Read on as the team at Austin Eye Clinic reveals signs that you should schedule an eye exam.
You have trouble reading the font in magazines or on menus, or you can’t recognize the faces of friends or coworkers.
If blurry vision makes it hard to read a magazine, newspaper or menu, or if you have trouble seeing into the distance to recognize faces, you probably need glasses or contacts. Your doctor can perform tests to determine your visual problem and recommend the appropriate solution.
Your night vision has deteriorated.
If you are having difficulty driving at night due to poor vision, you should see an eye doctor as soon as possible. Not being able to read road signs, seeing halos around streetlights or having trouble distinguishing objects on the road can compromise your safety and the safety of other drivers and pedestrians.
You have been diagnosed with diabetes or another serious medical condition.
If you have received a diagnosis of diabetes, a thyroid problem or another serious, systemic medical condition, you are at a higher risk of certain eye diseases. See your eye doctor to discuss your diagnosis and what it may mean for your eye health. Also, if you have a family history of diabetes or eye diseases, you may need to see your eye doctor more often than normal.

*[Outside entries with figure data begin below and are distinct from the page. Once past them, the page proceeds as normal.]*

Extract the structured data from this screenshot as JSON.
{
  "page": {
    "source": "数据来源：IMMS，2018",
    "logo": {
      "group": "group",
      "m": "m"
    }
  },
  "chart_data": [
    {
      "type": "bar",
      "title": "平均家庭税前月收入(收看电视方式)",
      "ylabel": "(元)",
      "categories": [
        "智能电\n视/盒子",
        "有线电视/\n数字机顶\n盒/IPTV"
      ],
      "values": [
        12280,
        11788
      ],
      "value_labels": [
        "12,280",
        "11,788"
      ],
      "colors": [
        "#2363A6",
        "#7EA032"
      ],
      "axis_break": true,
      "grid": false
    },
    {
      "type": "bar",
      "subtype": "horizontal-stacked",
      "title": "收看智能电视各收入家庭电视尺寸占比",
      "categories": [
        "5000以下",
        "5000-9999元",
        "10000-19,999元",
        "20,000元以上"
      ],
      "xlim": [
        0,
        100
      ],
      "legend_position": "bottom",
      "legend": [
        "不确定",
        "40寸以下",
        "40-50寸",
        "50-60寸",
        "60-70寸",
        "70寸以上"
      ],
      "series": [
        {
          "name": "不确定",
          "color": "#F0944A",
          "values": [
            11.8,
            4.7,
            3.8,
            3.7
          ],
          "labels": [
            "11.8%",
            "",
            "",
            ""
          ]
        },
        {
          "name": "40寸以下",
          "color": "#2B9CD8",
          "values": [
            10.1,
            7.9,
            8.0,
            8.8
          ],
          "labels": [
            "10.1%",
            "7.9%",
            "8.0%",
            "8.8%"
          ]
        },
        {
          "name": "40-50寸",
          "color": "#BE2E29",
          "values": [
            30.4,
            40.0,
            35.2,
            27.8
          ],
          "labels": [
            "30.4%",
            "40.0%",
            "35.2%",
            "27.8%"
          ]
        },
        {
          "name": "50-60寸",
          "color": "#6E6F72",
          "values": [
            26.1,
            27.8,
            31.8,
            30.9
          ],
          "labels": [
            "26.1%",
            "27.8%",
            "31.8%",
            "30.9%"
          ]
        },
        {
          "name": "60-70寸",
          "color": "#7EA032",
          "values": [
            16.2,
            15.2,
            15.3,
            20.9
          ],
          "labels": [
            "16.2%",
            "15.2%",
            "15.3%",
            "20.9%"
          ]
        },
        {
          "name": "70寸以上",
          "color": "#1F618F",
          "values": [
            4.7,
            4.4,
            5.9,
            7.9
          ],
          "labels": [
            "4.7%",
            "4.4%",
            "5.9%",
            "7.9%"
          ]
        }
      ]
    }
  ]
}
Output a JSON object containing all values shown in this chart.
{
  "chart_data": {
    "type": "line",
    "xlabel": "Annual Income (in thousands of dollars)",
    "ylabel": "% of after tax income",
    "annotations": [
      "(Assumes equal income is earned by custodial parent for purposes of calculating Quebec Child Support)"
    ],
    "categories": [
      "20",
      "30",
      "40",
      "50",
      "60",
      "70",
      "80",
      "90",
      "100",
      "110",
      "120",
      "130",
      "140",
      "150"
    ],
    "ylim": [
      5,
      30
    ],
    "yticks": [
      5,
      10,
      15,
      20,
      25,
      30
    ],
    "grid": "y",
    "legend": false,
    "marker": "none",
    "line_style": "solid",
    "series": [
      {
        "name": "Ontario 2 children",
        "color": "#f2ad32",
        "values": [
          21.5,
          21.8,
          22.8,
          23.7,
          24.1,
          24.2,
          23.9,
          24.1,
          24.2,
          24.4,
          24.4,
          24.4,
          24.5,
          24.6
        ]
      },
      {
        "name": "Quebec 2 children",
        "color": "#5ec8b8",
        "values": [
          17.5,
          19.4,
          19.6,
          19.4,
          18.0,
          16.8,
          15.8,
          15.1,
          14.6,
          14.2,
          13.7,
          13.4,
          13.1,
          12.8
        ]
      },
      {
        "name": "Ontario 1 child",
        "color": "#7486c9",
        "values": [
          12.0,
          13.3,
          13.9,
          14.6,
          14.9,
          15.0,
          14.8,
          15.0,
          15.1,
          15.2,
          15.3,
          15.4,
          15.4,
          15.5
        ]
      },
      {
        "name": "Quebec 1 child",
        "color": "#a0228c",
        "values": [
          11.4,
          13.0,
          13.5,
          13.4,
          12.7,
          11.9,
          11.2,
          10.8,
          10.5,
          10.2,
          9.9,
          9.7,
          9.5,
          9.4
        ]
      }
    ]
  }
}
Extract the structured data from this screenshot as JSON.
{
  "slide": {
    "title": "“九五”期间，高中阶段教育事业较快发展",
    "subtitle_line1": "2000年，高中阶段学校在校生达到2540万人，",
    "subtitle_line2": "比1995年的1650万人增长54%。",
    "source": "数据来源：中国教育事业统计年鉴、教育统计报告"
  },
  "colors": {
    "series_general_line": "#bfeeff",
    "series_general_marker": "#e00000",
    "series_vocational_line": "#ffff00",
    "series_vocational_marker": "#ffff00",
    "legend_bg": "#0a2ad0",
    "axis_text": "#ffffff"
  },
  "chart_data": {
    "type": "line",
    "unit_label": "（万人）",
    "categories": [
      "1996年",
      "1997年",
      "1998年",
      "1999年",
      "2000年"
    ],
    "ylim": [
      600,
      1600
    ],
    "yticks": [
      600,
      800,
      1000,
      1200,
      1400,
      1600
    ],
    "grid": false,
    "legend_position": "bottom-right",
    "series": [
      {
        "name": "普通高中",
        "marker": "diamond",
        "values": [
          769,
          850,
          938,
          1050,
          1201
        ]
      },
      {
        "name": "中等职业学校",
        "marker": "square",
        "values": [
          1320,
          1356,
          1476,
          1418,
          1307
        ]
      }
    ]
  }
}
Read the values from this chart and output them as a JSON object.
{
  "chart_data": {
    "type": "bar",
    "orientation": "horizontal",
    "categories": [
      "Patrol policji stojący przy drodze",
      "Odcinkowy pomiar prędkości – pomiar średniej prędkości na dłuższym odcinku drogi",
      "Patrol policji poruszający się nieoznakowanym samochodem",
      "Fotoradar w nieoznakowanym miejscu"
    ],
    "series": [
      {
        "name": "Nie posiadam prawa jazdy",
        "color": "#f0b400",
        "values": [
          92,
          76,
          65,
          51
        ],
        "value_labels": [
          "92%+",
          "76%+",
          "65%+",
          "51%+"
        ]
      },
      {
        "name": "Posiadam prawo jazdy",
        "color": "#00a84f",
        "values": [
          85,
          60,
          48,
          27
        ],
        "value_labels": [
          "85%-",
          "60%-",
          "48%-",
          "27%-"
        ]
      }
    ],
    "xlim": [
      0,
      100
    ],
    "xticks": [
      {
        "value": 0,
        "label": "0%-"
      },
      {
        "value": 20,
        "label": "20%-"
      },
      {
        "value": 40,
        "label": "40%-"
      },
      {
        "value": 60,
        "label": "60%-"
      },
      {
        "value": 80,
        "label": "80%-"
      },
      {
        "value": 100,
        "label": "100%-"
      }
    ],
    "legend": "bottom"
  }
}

You experience double vision.
Double vision can signal a serious problem such as cataracts. The best way to know the cause of the problem is to schedule a cataracts eye exam from your doctor.
You have eye pain or persistent eye fatigue.
Occasional eye fatigue is usually due to spending a lot of time reading or working on the computer. However, if you experience persistent eye fatigue, something more serious may be to blame.
You are experiencing prominent floaters or regular flashes of light.
Noticing the occasional floater or flash of light is usually no cause for concern. But if you are regularly seeing flashes of light or your floaters are so big that they impair your vision, it could indicate a problem with your eye’s internal structures. You should seek immediate medical attention.